The US Food and Drug Administration (FDA) has approved tafasitamab-cxix, a humanized Fc-modified cytolytic CD19-targeting monoclonal antibody, in combination with rituximab and lenalidomide for the treatment of adult patients with relapsed or refractory follicular lymphoma (FL).
The approval marks the first CD19- and CD20-targeted immunotherapy combination approved by the FDA for adult FL patients.
The approval was based on data from the pivotal, randomized, double-blind, placebo-controlled phase 3 inMIND trial evaluating the efficacy and safety of tafasitamab-cxix in combination with rituximab and lenalidomide in adult patients with relapsed or refractory FL.
Patients receiving tafasitamab-cxix in combination with rituximab and lenalidomide in the inMIND trial achieved a median progression-free survival (PFS) of 22.4 months compared to 13.9 months in the control arm (hazard ratio: 0.43; P<0.0001). The PFS benefit was consistent across prespecified patient subgroups, including number of previous lines of therapy.
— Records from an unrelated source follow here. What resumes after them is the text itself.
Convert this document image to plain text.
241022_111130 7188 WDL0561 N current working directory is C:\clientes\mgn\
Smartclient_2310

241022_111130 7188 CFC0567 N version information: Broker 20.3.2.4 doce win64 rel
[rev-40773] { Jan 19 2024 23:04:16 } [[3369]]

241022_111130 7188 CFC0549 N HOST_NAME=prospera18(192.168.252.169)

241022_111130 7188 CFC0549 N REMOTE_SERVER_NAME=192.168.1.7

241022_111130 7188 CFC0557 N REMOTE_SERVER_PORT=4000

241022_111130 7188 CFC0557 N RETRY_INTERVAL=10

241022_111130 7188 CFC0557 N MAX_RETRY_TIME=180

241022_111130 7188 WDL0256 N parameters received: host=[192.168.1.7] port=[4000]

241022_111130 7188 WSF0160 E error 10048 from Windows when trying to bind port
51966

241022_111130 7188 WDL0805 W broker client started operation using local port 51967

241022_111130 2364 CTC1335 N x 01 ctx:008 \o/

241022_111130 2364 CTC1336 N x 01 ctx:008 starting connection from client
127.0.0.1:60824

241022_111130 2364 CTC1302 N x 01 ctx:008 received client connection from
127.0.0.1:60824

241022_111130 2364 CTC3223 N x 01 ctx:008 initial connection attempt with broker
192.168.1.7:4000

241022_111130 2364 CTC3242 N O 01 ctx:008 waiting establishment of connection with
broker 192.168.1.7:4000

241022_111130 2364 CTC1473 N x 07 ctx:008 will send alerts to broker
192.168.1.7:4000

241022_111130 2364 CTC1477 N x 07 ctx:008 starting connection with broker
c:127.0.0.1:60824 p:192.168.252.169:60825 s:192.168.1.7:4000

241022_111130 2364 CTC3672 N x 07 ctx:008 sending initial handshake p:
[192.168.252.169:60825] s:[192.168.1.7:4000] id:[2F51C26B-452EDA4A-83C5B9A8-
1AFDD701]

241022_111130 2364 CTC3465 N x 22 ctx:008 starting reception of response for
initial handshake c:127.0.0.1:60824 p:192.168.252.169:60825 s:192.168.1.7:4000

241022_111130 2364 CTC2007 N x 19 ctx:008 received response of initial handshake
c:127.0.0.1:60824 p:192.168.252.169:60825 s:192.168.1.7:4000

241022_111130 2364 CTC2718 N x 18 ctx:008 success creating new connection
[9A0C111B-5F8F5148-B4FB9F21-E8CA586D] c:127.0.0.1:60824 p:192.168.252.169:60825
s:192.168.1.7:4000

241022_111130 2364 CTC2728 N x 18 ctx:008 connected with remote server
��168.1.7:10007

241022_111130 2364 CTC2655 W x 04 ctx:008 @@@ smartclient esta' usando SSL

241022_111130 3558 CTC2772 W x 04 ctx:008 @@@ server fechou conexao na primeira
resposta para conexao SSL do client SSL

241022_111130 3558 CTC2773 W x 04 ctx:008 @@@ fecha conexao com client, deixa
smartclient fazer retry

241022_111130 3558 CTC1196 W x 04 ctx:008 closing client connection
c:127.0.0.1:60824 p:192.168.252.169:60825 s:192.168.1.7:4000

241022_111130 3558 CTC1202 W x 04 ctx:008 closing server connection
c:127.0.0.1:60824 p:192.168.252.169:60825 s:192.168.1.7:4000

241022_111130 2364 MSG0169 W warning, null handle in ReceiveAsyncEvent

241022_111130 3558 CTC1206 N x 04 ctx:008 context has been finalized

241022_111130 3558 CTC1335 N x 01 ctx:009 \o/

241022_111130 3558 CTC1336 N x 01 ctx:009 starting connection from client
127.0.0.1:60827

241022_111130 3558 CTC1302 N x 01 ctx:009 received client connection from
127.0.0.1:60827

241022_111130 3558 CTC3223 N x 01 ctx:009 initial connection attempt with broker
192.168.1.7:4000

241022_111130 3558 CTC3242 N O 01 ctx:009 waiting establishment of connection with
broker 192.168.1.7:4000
This is the second approved indication for tafasitamab-cxix in the United States. In July 2020, tafasitamab-cxix in combination with lenalidomide received FDA approval for the treatment of adult patients with relapsed or refractory diffuse large B-cell lymphoma (DLBCL) not otherwise specified, including DLBCL arising from low grade lymphoma, and who are not eligible for autologous stem cell transplant.
“The FDA approval of [tafasitamab-cxix] in combination with rituximab and lenalidomide marks a significant advancement, offering a chemotherapy-free option that has demonstrated a meaningful reduction in the risk of disease progression across a broad patient population, including those with high-risk disease,” said Christina Poh, MD, assistant professor of medicine at the University of Washington and Fred Hutchinson Cancer Center, in a press release from Incyte, the drug’s manufacturer.